Optical data storage breakthrough increases capacity of diamonds by circumventing the diffraction limit

https://phys.org/news/2023-12-optical-storage-breakthrough-capacity-diamonds.html

"store many different images at same place in diamond using slightly different color laser to store different information into different atoms in same microscopic spots... control color centers' electrical charge precisely using narrow-band laser and cryogenic conditions, enabling writing and reading data at finer level down to single atom... circumvents diffraction limit exploiting slight color (wavelength) changes existing between color centers... writing data with sub-diffraction resolution... can infinitely write, erase, and rewrite "

Related:

Record-breaking diamond storage can save data for millions of years

Atomic arrays enable negative refraction, bypassing metamaterial limitations

Silicon nitride-based electromagnetic metamaterial with industrial potential developed

Simon Derricutt commented by email:

For the negative refractive index, there's some bending of the meanings of words. An array of atoms would in my book be seen as a metamaterial, so this doesn't really eliminate the need for metamaterials, just gives
another way to achieve the metamaterial required. All seems to be in theory at the moment, too, so may just be a bid for 15 minutes of fame.

Not really sure about the Silicon Nitride with Tungsten added. Seems more military uses (stealth coatings) than industrial. Given that the Tungsten is randomly arranged, the microscopic properties will not be
the same as the bulk properties, putting a size-limit on how small you can make items in this material and still get the defined properties. Note also that the odd properties here have limited frequency ranges.

The Boron Nitride (BN) "hyperlenses" use interesting tricks to get around the normal limitations, where the surface polaritons have much shorter wavelengths and thus enable better resolution, but only at the
wavelengths that the BN can pass which is in the IR band and thus longer wavelengths anyway.

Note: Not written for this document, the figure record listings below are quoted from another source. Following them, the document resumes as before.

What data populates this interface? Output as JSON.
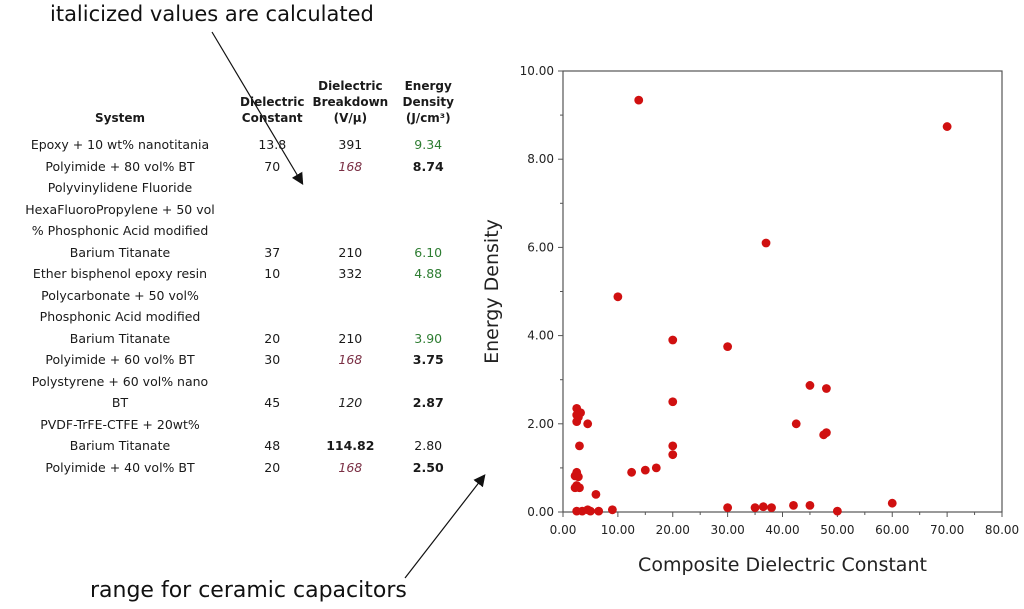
{
  "annotations": {
    "top": "italicized values are calculated",
    "bottom": "range for ceramic capacitors"
  },
  "table": {
    "headers": [
      "System",
      "Dielectric Constant",
      "Dielectric Breakdown (V/μ)",
      "Energy Density (J/cm³)"
    ],
    "header_lines": {
      "system": [
        "System"
      ],
      "constant": [
        "Dielectric",
        "Constant"
      ],
      "breakdown": [
        "Dielectric",
        "Breakdown",
        "(V/μ)"
      ],
      "energy": [
        "Energy",
        "Density",
        "(J/cm³)"
      ]
    },
    "rows": [
      {
        "system_lines": [
          "Epoxy + 10 wt% nanotitania"
        ],
        "constant": "13.8",
        "breakdown": "391",
        "breakdown_style": "plain",
        "energy": "9.34",
        "energy_style": "green"
      },
      {
        "system_lines": [
          "Polyimide  + 80 vol% BT"
        ],
        "constant": "70",
        "breakdown": "168",
        "breakdown_style": "calc",
        "energy": "8.74",
        "energy_style": "bold"
      },
      {
        "system_lines": [
          "Polyvinylidene Fluoride",
          "HexaFluoroPropylene + 50 vol",
          "% Phosphonic Acid modified",
          "Barium Titanate"
        ],
        "constant": "37",
        "breakdown": "210",
        "breakdown_style": "plain",
        "energy": "6.10",
        "energy_style": "green"
      },
      {
        "system_lines": [
          "Ether bisphenol epoxy resin"
        ],
        "constant": "10",
        "breakdown": "332",
        "breakdown_style": "plain",
        "energy": "4.88",
        "energy_style": "green"
      },
      {
        "system_lines": [
          "Polycarbonate + 50 vol%",
          "Phosphonic Acid modified",
          "Barium Titanate"
        ],
        "constant": "20",
        "breakdown": "210",
        "breakdown_style": "plain",
        "energy": "3.90",
        "energy_style": "green"
      },
      {
        "system_lines": [
          "Polyimide  + 60 vol% BT"
        ],
        "constant": "30",
        "breakdown": "168",
        "breakdown_style": "calc",
        "energy": "3.75",
        "energy_style": "bold"
      },
      {
        "system_lines": [
          "Polystyrene + 60 vol%  nano",
          "BT"
        ],
        "constant": "45",
        "breakdown": "120",
        "breakdown_style": "calc-dark",
        "energy": "2.87",
        "energy_style": "bold"
      },
      {
        "system_lines": [
          "PVDF-TrFE-CTFE + 20wt%",
          "Barium Titanate"
        ],
        "constant": "48",
        "breakdown": "114.82",
        "breakdown_style": "bold",
        "energy": "2.80",
        "energy_style": "plain"
      },
      {
        "system_lines": [
          "Polyimide  + 40 vol% BT"
        ],
        "constant": "20",
        "breakdown": "168",
        "breakdown_style": "calc",
        "energy": "2.50",
        "energy_style": "bold"
      }
    ]
  },
  "chart_data": {
    "type": "scatter",
    "title": "",
    "xlabel": "Composite Dielectric Constant",
    "ylabel": "Energy Density",
    "xlim": [
      0,
      80
    ],
    "ylim": [
      0,
      10
    ],
    "xticks": [
      "0.00",
      "10.00",
      "20.00",
      "30.00",
      "40.00",
      "50.00",
      "60.00",
      "70.00",
      "80.00"
    ],
    "yticks": [
      "0.00",
      "2.00",
      "4.00",
      "6.00",
      "8.00",
      "10.00"
    ],
    "marker_color": "#d01010",
    "points": [
      [
        13.8,
        9.34
      ],
      [
        70,
        8.74
      ],
      [
        37,
        6.1
      ],
      [
        10,
        4.88
      ],
      [
        20,
        3.9
      ],
      [
        30,
        3.75
      ],
      [
        45,
        2.87
      ],
      [
        48,
        2.8
      ],
      [
        20,
        2.5
      ],
      [
        42.5,
        2.0
      ],
      [
        48,
        1.8
      ],
      [
        47.5,
        1.75
      ],
      [
        20,
        1.5
      ],
      [
        20,
        1.3
      ],
      [
        17,
        1.0
      ],
      [
        15,
        0.95
      ],
      [
        12.5,
        0.9
      ],
      [
        2.5,
        2.35
      ],
      [
        2.5,
        2.2
      ],
      [
        3.2,
        2.25
      ],
      [
        2.8,
        2.15
      ],
      [
        2.5,
        2.05
      ],
      [
        4.5,
        2.0
      ],
      [
        3.0,
        1.5
      ],
      [
        2.5,
        0.9
      ],
      [
        2.2,
        0.82
      ],
      [
        2.8,
        0.8
      ],
      [
        2.5,
        0.6
      ],
      [
        2.2,
        0.55
      ],
      [
        3.0,
        0.55
      ],
      [
        6.0,
        0.4
      ],
      [
        2.5,
        0.02
      ],
      [
        3.5,
        0.02
      ],
      [
        4.5,
        0.05
      ],
      [
        5.0,
        0.02
      ],
      [
        6.5,
        0.02
      ],
      [
        9.0,
        0.05
      ],
      [
        30,
        0.1
      ],
      [
        35,
        0.1
      ],
      [
        36.5,
        0.12
      ],
      [
        38,
        0.1
      ],
      [
        42,
        0.15
      ],
      [
        45,
        0.15
      ],
      [
        50,
        0.02
      ],
      [
        60,
        0.2
      ]
    ]
  }
}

However, an image from a lens is composed of overlapping Gaussian dots from each part of the source image, where each dot size depends on the wavelength, lens dimensions, and distance from the lens. In image terms, it's a convolution, and if we put that image onto a sensor array each pixel in the final image will sum the total incident photons to give you a 32-bit or more value. If the image stays the same, and we
shift the sensor array across half a pixel, we get a different value of each pixel than the first picture, and we could put those two arrays through a mathematical process (de-convolution) that would deliver a
final image with twice the resolution of either image. This process can be extended pretty-well as far as you want, by taking more images with a slightly-displaced sensor and then processing all those images to
produce a final image with much better resolution than the Gaussian limit we started with. The only real limitation on this is that the subject doesn't move between successive images. Though standard theory
says that the information (resolution) is degraded by that Gaussian limit, in fact that information is still there but harder to isolate, but if you set up your sampling correctly then you can get the resolution back. It just needs more photos that sample different image locations and some processing. Choice between whether you shift the photoreceptor array or the lens, maybe using piezo-actuators.

Should be able to get from a 500nm resolution (around optical limit) to 50nm resolution using 100 shots and an image processor, thus get high- resolution photos using visible light and standard glass lenses, maybe
even just a different imaging array (with the piezo-actuators shifting the array in a defined sequence) in a standard microscope. The basic technology for this exists now, just needs building.